Dat wachten gebeurt ook thuis, tussen bijvoorbeeld een scanafspraak en de uitslag ervan. Die angst, dat ongeduld, dan niet-welbevinden op allerlei gebied wordt door veel kankerpatiënten herkend. De Engelsen hebben er intussen een goed woord voor gevonden Scanxiety (scan-opwinding).
Kijk, dat iemand 10 weken of soms véél langer moet wachten op een kankerdiagnose zou echt niet moeten kunnen, dat is onmenselijk. Die onzekerheid voor de patiënt én zijn naasten moet eerder worden weggenomen anders ga je er geestelijk aan onderdoor. Als je dan moppert dat het te lang duurt geef ik je groot gelijk, sterker nog ...  ik mopper mee.
Ik weet niet hoe u er over denkt, maar -ondanks dat- heb ik persoonlijk liever een goede, kloppende diagnose waar ik even op moet wachten, dan een verkeerde amper een uur na onderzoek.

Wij -kankerpatiënten- kunnen zelf veel doen om dat andere ‘gevoel van wachten’ te doorbreken.
We kunnen ons inlezen, informatie verzamelen en proberen onze ziekte te begrijpen. Onszelf als het ware onderwijzen. In gesprekken met het medisch- en/of zorgveld komt dat van pas; het werkt en praat sneller. Als je de ziekte begrijpt kun je ook beter de gevolgen ervan accepteren en er mee leren omgaan.
Misschien kan de praktische uitvoering van jouw behandelingsplan sneller en efficiënter.  Een klein voorbeeld: waarom ver reizen en lang in een wachtruimte wachten voor dat ene enkele-zinnen-gesprek met een arts die op een pc-scherm tuurt en een uitslag voorleest? Voor een ja/nee uitslag van bijvoorbeeld scans, kan die arts jou net zo goed even bellen of mailen. Een mogelijke behandeling naar aanleiding van die uitslag eist waarschijnlijk toch weer een nieuwe afspraak.
De grote impact van kanker op je leven (en dat van je naasten) zorgt er vaak voor dat het in je hoofd alleen maar om die kanker gaat. Afleiding, -héél doelbewust en op allerlei manieren- je bezig houden met andere zaken dan 'die kanker' laat de tijd sneller lopen. Structuur in je dagelijkse bezigheden doet dat ook.

Ongemakkelijk zittend op een stoel. In gespannen stilte oude tijdschriften doorbladeren in overvolle wachtkamers. Een typisch tijdverdrijf waar ik weinig van snap, maar als vanzelf vaak aan mee doe. De tijd kruipt!

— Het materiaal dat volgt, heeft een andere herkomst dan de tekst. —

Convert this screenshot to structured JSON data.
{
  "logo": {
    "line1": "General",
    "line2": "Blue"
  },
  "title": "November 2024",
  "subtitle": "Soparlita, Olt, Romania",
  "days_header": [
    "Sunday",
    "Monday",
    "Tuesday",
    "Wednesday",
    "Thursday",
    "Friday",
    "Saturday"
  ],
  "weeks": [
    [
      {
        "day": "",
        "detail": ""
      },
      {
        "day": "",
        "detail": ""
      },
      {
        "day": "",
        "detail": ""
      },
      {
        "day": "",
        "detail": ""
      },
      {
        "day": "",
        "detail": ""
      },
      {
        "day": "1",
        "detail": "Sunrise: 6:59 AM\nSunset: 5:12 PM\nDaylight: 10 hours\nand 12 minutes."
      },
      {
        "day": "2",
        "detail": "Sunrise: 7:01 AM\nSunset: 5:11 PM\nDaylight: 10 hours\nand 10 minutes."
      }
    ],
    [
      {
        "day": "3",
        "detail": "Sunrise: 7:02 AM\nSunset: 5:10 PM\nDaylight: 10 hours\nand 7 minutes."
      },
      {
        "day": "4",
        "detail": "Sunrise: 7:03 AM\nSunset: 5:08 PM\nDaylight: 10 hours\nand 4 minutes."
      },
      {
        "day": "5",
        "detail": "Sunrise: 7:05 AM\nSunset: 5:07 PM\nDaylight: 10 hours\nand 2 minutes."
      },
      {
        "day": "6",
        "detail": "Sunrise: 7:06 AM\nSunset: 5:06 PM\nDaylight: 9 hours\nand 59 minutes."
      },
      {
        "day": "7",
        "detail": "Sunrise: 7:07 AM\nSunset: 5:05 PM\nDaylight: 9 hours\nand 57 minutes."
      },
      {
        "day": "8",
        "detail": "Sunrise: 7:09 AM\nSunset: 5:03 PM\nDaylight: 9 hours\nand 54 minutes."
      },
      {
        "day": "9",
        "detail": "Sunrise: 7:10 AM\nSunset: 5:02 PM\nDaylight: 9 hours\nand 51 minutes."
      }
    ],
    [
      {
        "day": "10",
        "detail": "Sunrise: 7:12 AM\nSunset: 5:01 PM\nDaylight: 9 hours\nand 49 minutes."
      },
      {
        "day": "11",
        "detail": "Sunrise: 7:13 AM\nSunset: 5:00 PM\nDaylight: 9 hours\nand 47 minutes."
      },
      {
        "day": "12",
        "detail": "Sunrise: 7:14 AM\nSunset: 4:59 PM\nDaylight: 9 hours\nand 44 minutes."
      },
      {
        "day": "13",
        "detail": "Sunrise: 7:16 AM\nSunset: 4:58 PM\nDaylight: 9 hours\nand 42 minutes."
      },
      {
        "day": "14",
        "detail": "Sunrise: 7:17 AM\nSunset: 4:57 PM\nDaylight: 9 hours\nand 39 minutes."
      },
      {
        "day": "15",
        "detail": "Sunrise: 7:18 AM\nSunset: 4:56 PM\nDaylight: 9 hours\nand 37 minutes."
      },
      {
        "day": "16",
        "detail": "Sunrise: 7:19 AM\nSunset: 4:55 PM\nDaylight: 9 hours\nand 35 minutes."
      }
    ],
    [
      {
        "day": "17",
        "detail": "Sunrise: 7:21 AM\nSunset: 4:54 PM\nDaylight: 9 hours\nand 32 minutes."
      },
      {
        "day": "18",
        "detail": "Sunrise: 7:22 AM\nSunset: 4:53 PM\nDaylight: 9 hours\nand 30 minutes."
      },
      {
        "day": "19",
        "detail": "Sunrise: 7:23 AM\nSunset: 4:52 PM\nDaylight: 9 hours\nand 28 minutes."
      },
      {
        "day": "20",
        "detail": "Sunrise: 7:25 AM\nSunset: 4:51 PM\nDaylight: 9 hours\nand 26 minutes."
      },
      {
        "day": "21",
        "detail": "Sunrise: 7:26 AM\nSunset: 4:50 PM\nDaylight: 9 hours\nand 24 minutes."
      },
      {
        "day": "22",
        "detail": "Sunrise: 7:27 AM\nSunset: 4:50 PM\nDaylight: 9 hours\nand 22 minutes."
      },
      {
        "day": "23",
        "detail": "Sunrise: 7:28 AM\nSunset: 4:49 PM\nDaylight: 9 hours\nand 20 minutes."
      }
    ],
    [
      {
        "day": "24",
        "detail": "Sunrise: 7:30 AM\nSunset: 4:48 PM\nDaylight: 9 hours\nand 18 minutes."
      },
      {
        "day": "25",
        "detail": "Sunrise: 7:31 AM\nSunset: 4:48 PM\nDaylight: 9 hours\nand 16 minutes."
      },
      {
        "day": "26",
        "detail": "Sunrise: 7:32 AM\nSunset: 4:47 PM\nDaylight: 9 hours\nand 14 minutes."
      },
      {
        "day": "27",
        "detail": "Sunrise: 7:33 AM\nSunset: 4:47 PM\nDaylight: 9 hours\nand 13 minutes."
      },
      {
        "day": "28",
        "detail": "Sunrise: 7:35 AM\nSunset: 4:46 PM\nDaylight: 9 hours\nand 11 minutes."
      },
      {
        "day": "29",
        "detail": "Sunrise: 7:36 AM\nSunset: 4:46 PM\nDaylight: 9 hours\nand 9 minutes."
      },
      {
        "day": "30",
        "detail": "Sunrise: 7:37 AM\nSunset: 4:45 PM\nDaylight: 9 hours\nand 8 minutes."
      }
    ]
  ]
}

Ik heb gemerkt dat het ook anders kan. Download een lekker spannend of romantisch leesboek op je E-reader. Zet een koptelefoon op met je lievelingsmuziek. (Wel op je beurt letten!) Speel een spelletje met je meegebrachte maatje of knoop eens een gezellig gesprek aan met een volkomen vreemde die óók voor zich uit zit te staren. Wedden dat je zo aan de beurt bent?
En last but not least: laat je niet wegduwen achter de geraniums, ga niet zitten wachten op wat er allemaal komen gaat maar reageer assertief.
Ook al ben je kankerpatiënt, ook al zit je met smart te wachten op antwoorden die misschien nooit zullen komen; de tijd kun je niet dwingen. De tijd is van jou;  jij hebt je leven in eigen hand. Vul haar met zaken die je gelukkig maken, je weet wel; zing, vecht, huil, bid, werk, lach en bewonder … maar wacht niet!